I am a role player, trying to soothe broken hearts and minds and create a semblance of calm amidst the enforced festive frenzy. It’s a difficult job but having kids around lightens the load, except when they pluck my fine fingers from my abundant arms.
The build-up to this once-a-year festival is frenetic and full of contradictory emotions. But much more striking is the post-festive ‘come-down’. It is mercilessly abrupt – like the chainsaw that felled me the first time. Now, once the festival of contradictions is over, I am forgotten. Wrestled from my hold I am unceremoniously and roughly dumped, usually on the nature strip, left to die a slow and lonely, yet at times strangely peaceful, death amidst the fresh green grass.
And that’s if I’m lucky. At other times you may find me torn limb from limb on the unforgiving sidewalk asphalt or, as humiliatingly occurred to me in Paris, left drooping and dejected outside a psychiatrist’s office.
I am left, abandoned and paralysed, to face the weather and suffer the ignominy of passing mongrels lifting their hairy legs to mark their territory – me. Now I belong to them, and the streets. Oh, what a fall from such ceremonial heights. From being the centrepiece, the beacon and the Mecca to which the worshippers of consumption make their annual pilgrimage, to now this – a forgotten, forlorn, ignored, shunned and even despised outcast. I am the post-Christmas Christmas tree, felled from great heights.

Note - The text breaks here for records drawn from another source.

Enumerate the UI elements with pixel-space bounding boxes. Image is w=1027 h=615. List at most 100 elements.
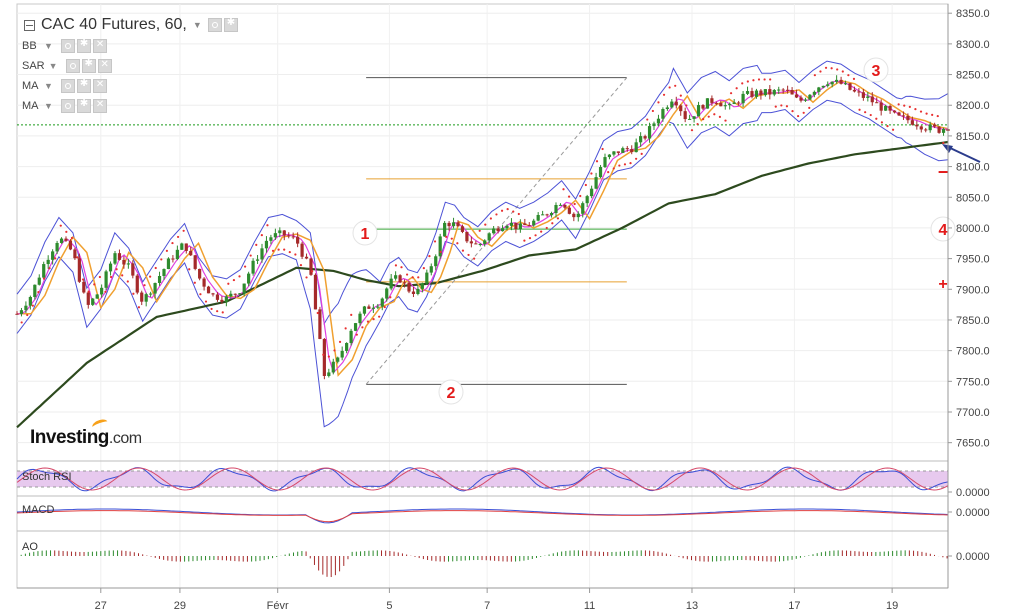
sar-dot — [612, 167, 615, 170]
candle-body — [171, 258, 175, 260]
chevron-down-icon[interactable]: ▼ — [48, 61, 58, 71]
settings-icon[interactable] — [76, 98, 91, 113]
candle-body — [821, 85, 825, 88]
sar-dot — [115, 268, 118, 271]
candle-body — [402, 282, 407, 284]
sar-dot — [76, 256, 79, 259]
candle-body — [781, 89, 785, 91]
candle-body — [273, 233, 277, 238]
candle-body — [679, 105, 683, 112]
visibility-icon[interactable] — [60, 79, 75, 93]
sar-dot — [243, 265, 247, 268]
candle-body — [674, 101, 678, 106]
candle-body — [701, 105, 705, 109]
close-icon[interactable] — [97, 59, 112, 73]
sar-dot — [450, 237, 453, 240]
candle-body — [469, 241, 473, 244]
sar-dot — [886, 124, 889, 128]
sar-dot — [891, 128, 895, 131]
visibility-icon[interactable] — [60, 39, 75, 53]
y-tick-label: 7950.0 — [956, 254, 990, 266]
candle-body — [33, 284, 37, 297]
candle-body — [135, 275, 139, 293]
visibility-icon[interactable] — [60, 99, 75, 113]
sar-dot — [48, 267, 51, 270]
sar-dot — [478, 229, 481, 232]
close-icon[interactable] — [92, 79, 107, 93]
sar-dot — [227, 282, 230, 285]
chevron-down-icon[interactable]: ▼ — [192, 20, 202, 30]
settings-icon[interactable] — [81, 58, 96, 73]
y-tick-label: 8250.0 — [956, 70, 990, 82]
candle-body — [24, 305, 28, 311]
candle-body — [830, 81, 834, 85]
candle-body — [937, 126, 941, 133]
candle-body — [184, 243, 188, 251]
sar-dot — [417, 276, 420, 279]
sar-dot — [651, 109, 654, 113]
candle-body — [51, 251, 55, 260]
chevron-down-icon[interactable]: ▼ — [44, 81, 53, 91]
candle-body — [745, 91, 750, 94]
sar-dot — [333, 349, 336, 352]
candle-body — [15, 313, 19, 315]
y-tick-label: 8050.0 — [956, 192, 990, 204]
visibility-icon[interactable] — [207, 18, 222, 32]
candle-body — [754, 90, 759, 97]
sar-dot — [601, 147, 604, 151]
candle-body — [656, 118, 661, 124]
settings-icon[interactable] — [76, 38, 91, 53]
close-icon[interactable] — [92, 99, 107, 113]
sar-dot — [405, 273, 409, 276]
candle-body — [322, 338, 326, 376]
candle-body — [304, 256, 309, 259]
candle-body — [211, 293, 215, 295]
close-icon[interactable] — [92, 39, 107, 53]
candle-body — [95, 294, 99, 299]
chevron-down-icon[interactable]: ▼ — [44, 41, 53, 51]
sar-dot — [512, 210, 515, 213]
sar-dot — [149, 275, 152, 278]
candle-body — [327, 372, 331, 376]
sar-dot — [534, 234, 537, 237]
candle-body — [817, 87, 821, 92]
candle-body — [206, 286, 211, 294]
candle-body — [723, 105, 727, 107]
collapse-icon[interactable] — [24, 19, 35, 31]
candle-body — [389, 278, 393, 289]
sar-dot — [422, 267, 425, 270]
candle-body — [683, 111, 687, 120]
candle-body — [55, 242, 59, 252]
sar-dot — [439, 250, 442, 253]
candle-body — [879, 102, 883, 111]
candle-body — [812, 91, 816, 95]
x-tick-label: Févr — [267, 600, 289, 612]
candle-body — [692, 116, 696, 119]
sar-dot — [746, 80, 749, 83]
sar-dot — [567, 195, 571, 198]
settings-icon[interactable] — [76, 78, 91, 93]
settings-icon[interactable] — [223, 17, 238, 32]
candle-body — [603, 157, 607, 168]
candle-body — [514, 222, 518, 230]
y-tick-label: 7800.0 — [956, 346, 990, 358]
candle-body — [398, 275, 402, 283]
candle-body — [264, 240, 269, 249]
annotation-badge — [438, 379, 464, 405]
sar-dot — [707, 115, 710, 118]
brand-name: Investing — [30, 427, 109, 448]
sar-dot — [662, 93, 666, 96]
candle-body — [153, 282, 157, 294]
candle-body — [549, 212, 554, 216]
x-tick-label: 13 — [686, 600, 698, 612]
visibility-icon[interactable] — [65, 59, 80, 73]
chevron-down-icon[interactable]: ▼ — [44, 101, 53, 111]
sar-dot — [824, 66, 828, 69]
sar-dot — [528, 237, 532, 240]
candle-body — [331, 361, 335, 373]
parabolic-sar — [20, 66, 945, 358]
candle-body — [131, 263, 135, 276]
candle-body — [353, 323, 358, 331]
sar-dot — [914, 108, 917, 111]
candle-body — [64, 238, 68, 241]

Needle by green-brown needle I lose my clothes until I am bare, barren, nothing more than skin and bone. My plentiful and once graceful fingers lie curling on the ground, strewn hither and thither by the winds and passing feet.
Occasionally there is an exception to this depressing end on the streets. The homeless folk along the Canal du St Martin in Paris kept me in good company for many weeks after one Christmas, appreciated and clothed in tinsel, living whilst dying amongst a flock who also know what it means to live and sometimes die on the streets. They gave me care, attention and respect, even if their canine friends didn’t.
But either way I s’pose we all end up in the same place. Hopefully I’ll eventually be mulched, to support my millions of growing but doomed cousins around the globe.